Certains détenus de sexe masculin ont déclaré avoir été frappés sur leurs parties génitales, tandis que des femmes ont subi des 'attouchements inappropriés pendant les fouilles et comme forme de harcèlement alors qu'elles avaient les yeux bandés' et ont été forcées de se déshabiller devant des soldats de sexe masculin pendant les fouilles.
Les conclusions du rapport confirment celles de plusieurs groupes de défense des droits israéliens et palestiniens, ainsi que des enquêtes distinctes menées par deux rapporteurs spéciaux des Nations unies, qui font état d'abus similaires dans les prisons israéliennes.
Jeudi, Ha'aretz a rapporté que 27 détenus de Gaza étaient morts en détention dans des camps de prisonniers temporaires situés dans des centres militaires israéliens depuis le début de la guerre. En décembre, Ha'aretz a révélé que les détenus de Sde Teiman étaient menottés et avaient les yeux bandés toute la journée.
Selon les données que le Centre HaMoked pour la défense de l'individu a reçues de l'administration pénitentiaire israélienne, au 1er mars, l'administration pénitentiaire détenait 793 résidents de Gaza dans ses prisons sous le statut de 'combattants illégaux', en plus d'un nombre inconnu de Gazaouis détenus dans des centres de détention militaires.
Dans un autre article paru la semaine dernière, Ha'aretz a rapporté que la police détenait des Palestiniens, y compris ceux qui se sont retrouvés bloqués après la guerre lorsque leurs permis de travail ont été révoqués, dans des cages de fortune faites de barreaux, sans murs, sans lits ni toilettes, en raison d'une pénurie de cellules de prison, les laissant exposés au froid, 24 heures sur 24. Bien que le juge Gad Ehrenberg, lors d'une audience au tribunal de première instance de Jérusalem, ait qualifié les conditions de vie dans une base de la police des frontières à Atarot, près de Jérusalem, d''inadaptées à l'homme' et ait exigé qu'il soit mis fin à cette pratique, rien n'a changé.

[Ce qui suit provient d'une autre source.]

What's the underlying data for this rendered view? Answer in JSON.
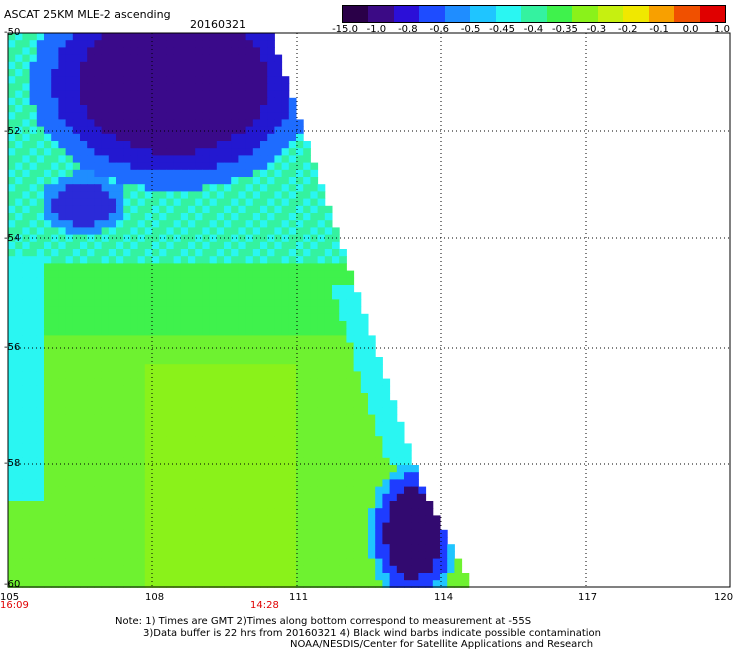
{
  "header": {
    "title": "ASCAT 25KM MLE-2 ascending",
    "date": "20160321"
  },
  "colorbar": {
    "labels": [
      "-15.0",
      "-1.0",
      "-0.8",
      "-0.6",
      "-0.5",
      "-0.45",
      "-0.4",
      "-0.35",
      "-0.3",
      "-0.2",
      "-0.1",
      "0.0",
      "1.0"
    ],
    "colors": [
      "#2a0048",
      "#3b0a85",
      "#2b0fd8",
      "#1e4cff",
      "#1f8dff",
      "#1fc5ff",
      "#2af6f2",
      "#34f2a0",
      "#3ff24c",
      "#8af21a",
      "#c6f010",
      "#f0e800",
      "#f8a000",
      "#f05000",
      "#e00000"
    ]
  },
  "axes": {
    "x_ticks": [
      "105",
      "108",
      "111",
      "114",
      "117",
      "120"
    ],
    "y_ticks": [
      "-50",
      "-52",
      "-54",
      "-56",
      "-58",
      "-60"
    ]
  },
  "times": {
    "left": "16:09",
    "mid": "14:28"
  },
  "notes": {
    "line1": "Note: 1) Times are GMT 2)Times along bottom correspond to measurement at -55S",
    "line2": "3)Data buffer is 22 hrs from 20160321 4) Black wind barbs indicate possible contamination",
    "line3": "NOAA/NESDIS/Center for Satellite Applications and Research"
  }
}
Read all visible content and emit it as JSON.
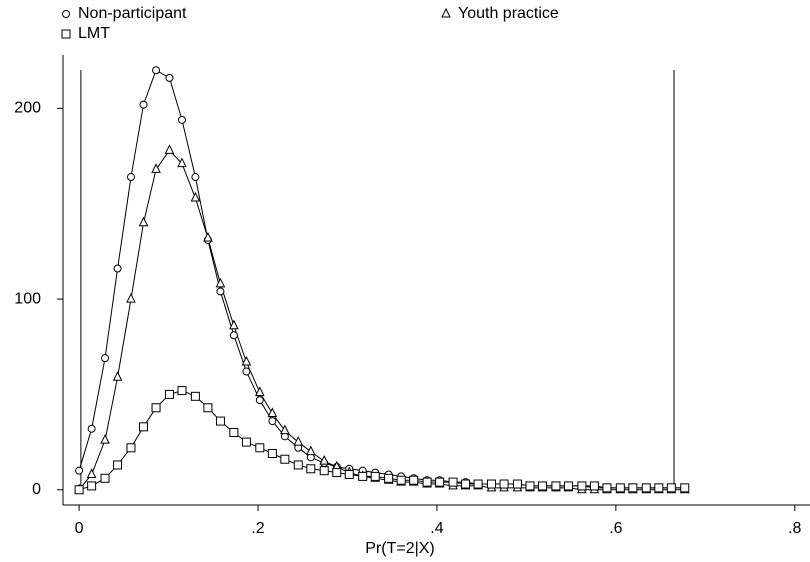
{
  "chart_data": {
    "type": "line",
    "x_label": "Pr(T=2|X)",
    "x": [
      0,
      0.014,
      0.029,
      0.043,
      0.058,
      0.072,
      0.086,
      0.101,
      0.115,
      0.13,
      0.144,
      0.158,
      0.173,
      0.187,
      0.202,
      0.216,
      0.23,
      0.245,
      0.259,
      0.274,
      0.288,
      0.302,
      0.317,
      0.331,
      0.346,
      0.36,
      0.374,
      0.389,
      0.403,
      0.418,
      0.432,
      0.446,
      0.461,
      0.475,
      0.49,
      0.504,
      0.518,
      0.533,
      0.547,
      0.562,
      0.576,
      0.59,
      0.605,
      0.619,
      0.634,
      0.648,
      0.662,
      0.677
    ],
    "series": [
      {
        "name": "Non-participant",
        "color": "#000000",
        "marker": "circle",
        "values": [
          10,
          32,
          69,
          116,
          164,
          202,
          220,
          216,
          194,
          164,
          131,
          104,
          81,
          62,
          47,
          36,
          28,
          22,
          17,
          14,
          12,
          11,
          10,
          9,
          8,
          7,
          6,
          5,
          5,
          4,
          4,
          3,
          3,
          3,
          3,
          2,
          2,
          2,
          2,
          2,
          1,
          1,
          1,
          1,
          1,
          1,
          1,
          1
        ]
      },
      {
        "name": "Youth practice",
        "color": "#000000",
        "marker": "triangle",
        "values": [
          0,
          8,
          26,
          59,
          100,
          140,
          168,
          178,
          171,
          153,
          132,
          108,
          86,
          67,
          51,
          40,
          31,
          25,
          20,
          15,
          12,
          9,
          7,
          6,
          5,
          4,
          4,
          3,
          3,
          2,
          2,
          2,
          1,
          1,
          1,
          1,
          1,
          1,
          1,
          0,
          0,
          0,
          0,
          0,
          0,
          0,
          0,
          0
        ]
      },
      {
        "name": "LMT",
        "color": "#000000",
        "marker": "square",
        "values": [
          0,
          2,
          6,
          13,
          22,
          33,
          43,
          50,
          52,
          49,
          43,
          36,
          30,
          25,
          22,
          19,
          16,
          13,
          11,
          10,
          9,
          8,
          7,
          7,
          6,
          5,
          5,
          4,
          4,
          4,
          3,
          3,
          3,
          3,
          3,
          2,
          2,
          2,
          2,
          2,
          2,
          1,
          1,
          1,
          1,
          1,
          1,
          1
        ]
      }
    ],
    "reference_lines": [
      0.002,
      0.665
    ],
    "xlim": [
      -0.018,
      0.817
    ],
    "ylim": [
      -8,
      228
    ],
    "xticks": [
      0,
      {
        "value": 0.2,
        "label": ".2"
      },
      {
        "value": 0.4,
        "label": ".4"
      },
      {
        "value": 0.6,
        "label": ".6"
      },
      {
        "value": 0.8,
        "label": ".8"
      }
    ],
    "yticks": [
      0,
      100,
      200
    ],
    "grid": false
  }
}
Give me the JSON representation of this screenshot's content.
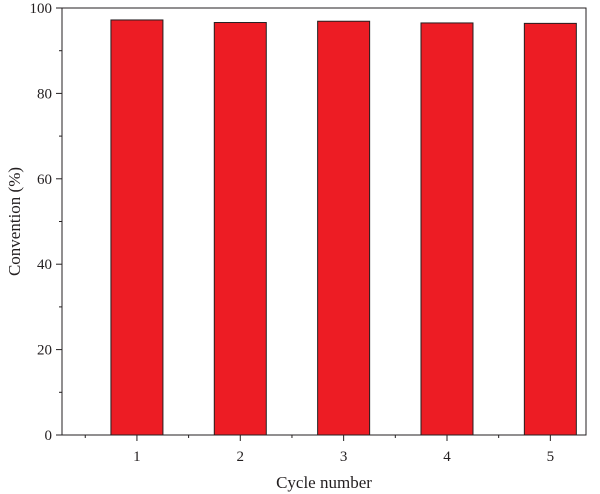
{
  "chart_data": {
    "type": "bar",
    "title": "",
    "xlabel": "Cycle number",
    "ylabel": "Convention (%)",
    "categories": [
      "1",
      "2",
      "3",
      "4",
      "5"
    ],
    "values": [
      97.2,
      96.6,
      96.9,
      96.5,
      96.4
    ],
    "ylim": [
      0,
      100
    ],
    "yticks": [
      "0",
      "20",
      "40",
      "60",
      "80",
      "100"
    ],
    "bar_color": "#ed1c24",
    "bar_edge_color": "#231f20",
    "grid": false,
    "legend": "none"
  }
}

Dans un autre cas, un Palestinien qui avait été détenu pendant quatre jours sans être autorisé à prendre une douche et 'sans nourriture ni couverture appropriées, malgré le froid extrême', comme l'a expliqué son avocat, a été libéré après qu'un tribunal a statué le mois dernier que 'les conditions qui y règnent violent grossièrement la loi régissant les détentions, violant ainsi les droits fondamentaux des suspects'.

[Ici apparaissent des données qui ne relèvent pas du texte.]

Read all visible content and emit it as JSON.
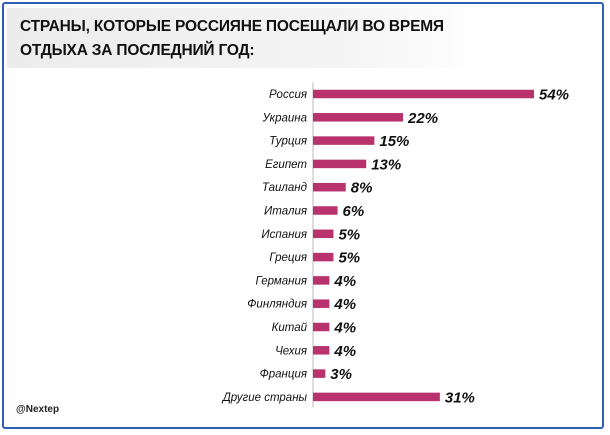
{
  "title": "СТРАНЫ, КОТОРЫЕ РОССИЯНЕ ПОСЕЩАЛИ ВО ВРЕМЯ ОТДЫХА ЗА ПОСЛЕДНИЙ ГОД:",
  "credit": "@Nextep",
  "colors": {
    "bar": "#b8326e",
    "axis": "#bbbbbb",
    "frame": "#2f5fb0"
  },
  "chart_data": {
    "type": "bar",
    "orientation": "horizontal",
    "categories": [
      "Россия",
      "Украина",
      "Турция",
      "Египет",
      "Таиланд",
      "Италия",
      "Испания",
      "Греция",
      "Германия",
      "Финляндия",
      "Китай",
      "Чехия",
      "Франция",
      "Другие страны"
    ],
    "values": [
      54,
      22,
      15,
      13,
      8,
      6,
      5,
      5,
      4,
      4,
      4,
      4,
      3,
      31
    ],
    "value_labels": [
      "54%",
      "22%",
      "15%",
      "13%",
      "8%",
      "6%",
      "5%",
      "5%",
      "4%",
      "4%",
      "4%",
      "4%",
      "3%",
      "31%"
    ],
    "unit": "%",
    "xlim": [
      0,
      54
    ],
    "grid": false,
    "legend": "none"
  }
}
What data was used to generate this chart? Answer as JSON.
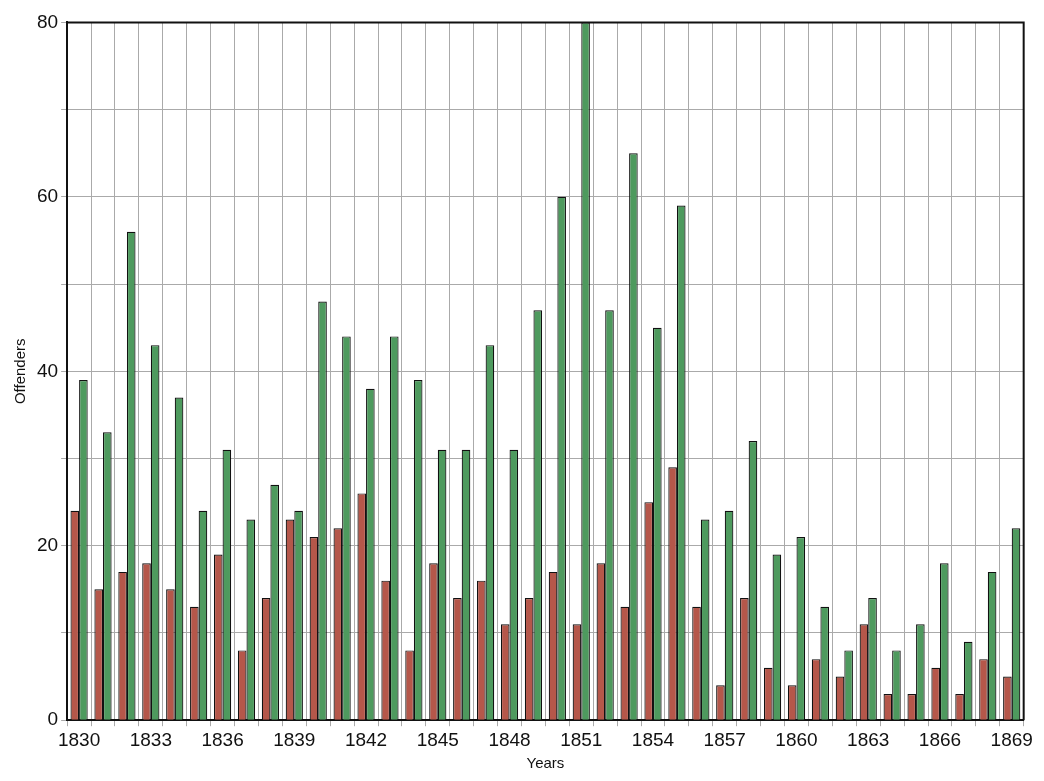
{
  "chart_data": {
    "type": "bar",
    "xlabel": "Years",
    "ylabel": "Offenders",
    "categories": [
      "1830",
      null,
      null,
      "1833",
      null,
      null,
      "1836",
      null,
      null,
      "1839",
      null,
      null,
      "1842",
      null,
      null,
      "1845",
      null,
      null,
      "1848",
      null,
      null,
      "1851",
      null,
      null,
      "1854",
      null,
      null,
      "1857",
      null,
      null,
      "1860",
      null,
      null,
      "1863",
      null,
      null,
      "1866",
      null,
      null,
      "1869"
    ],
    "series": [
      {
        "color": "#b5574a",
        "values": [
          24,
          15,
          17,
          18,
          15,
          13,
          19,
          8,
          14,
          23,
          21,
          22,
          26,
          16,
          8,
          18,
          14,
          16,
          11,
          14,
          17,
          11,
          18,
          13,
          25,
          29,
          13,
          4,
          14,
          6,
          4,
          7,
          5,
          11,
          3,
          3,
          6,
          3,
          7,
          5
        ]
      },
      {
        "color": "#4e9a5e",
        "values": [
          39,
          33,
          56,
          43,
          37,
          24,
          31,
          23,
          27,
          24,
          48,
          44,
          38,
          44,
          39,
          31,
          31,
          43,
          31,
          47,
          60,
          80,
          47,
          65,
          45,
          59,
          23,
          24,
          32,
          19,
          21,
          13,
          8,
          14,
          8,
          11,
          18,
          9,
          17,
          22
        ]
      }
    ],
    "ylim": [
      0,
      80
    ],
    "yticks": [
      0,
      {
        "value": 10,
        "label": null
      },
      20,
      {
        "value": 30,
        "label": null
      },
      40,
      {
        "value": 50,
        "label": null
      },
      60,
      {
        "value": 70,
        "label": null
      },
      80
    ],
    "grid": true,
    "legend": false
  }
}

Les prisonniers de sécurité et les détenus de la prison de Gilboa et de Megiddo-où deux prisonniers sont morts dans les semaines qui ont suivi le début de la guerre- dans le nord d'Israël ont signalé que les gardiens de prison les avaient agressés, humiliés et maltraités après le 7 octobre, notamment en les menaçant de violence s'ils refusaient d'embrasser le drapeau israélien. L'administration pénitentiaire n'a pas tenu compte de leurs plaintes, sous les instructions du leader du Pouvoir juif et ministre de la sécurité nationale, Itamar Ben-Gvir, qui a depuis longtemps déclaré la guerre aux prisonniers palestiniens, en donnant notamment l'ordre de fermer les boulangeries qui fournissent du pain aux prisonniers, ce qu'il a décrit comme une 'indulgence', et en limitant de manière drastique l'utilisation de l'eau.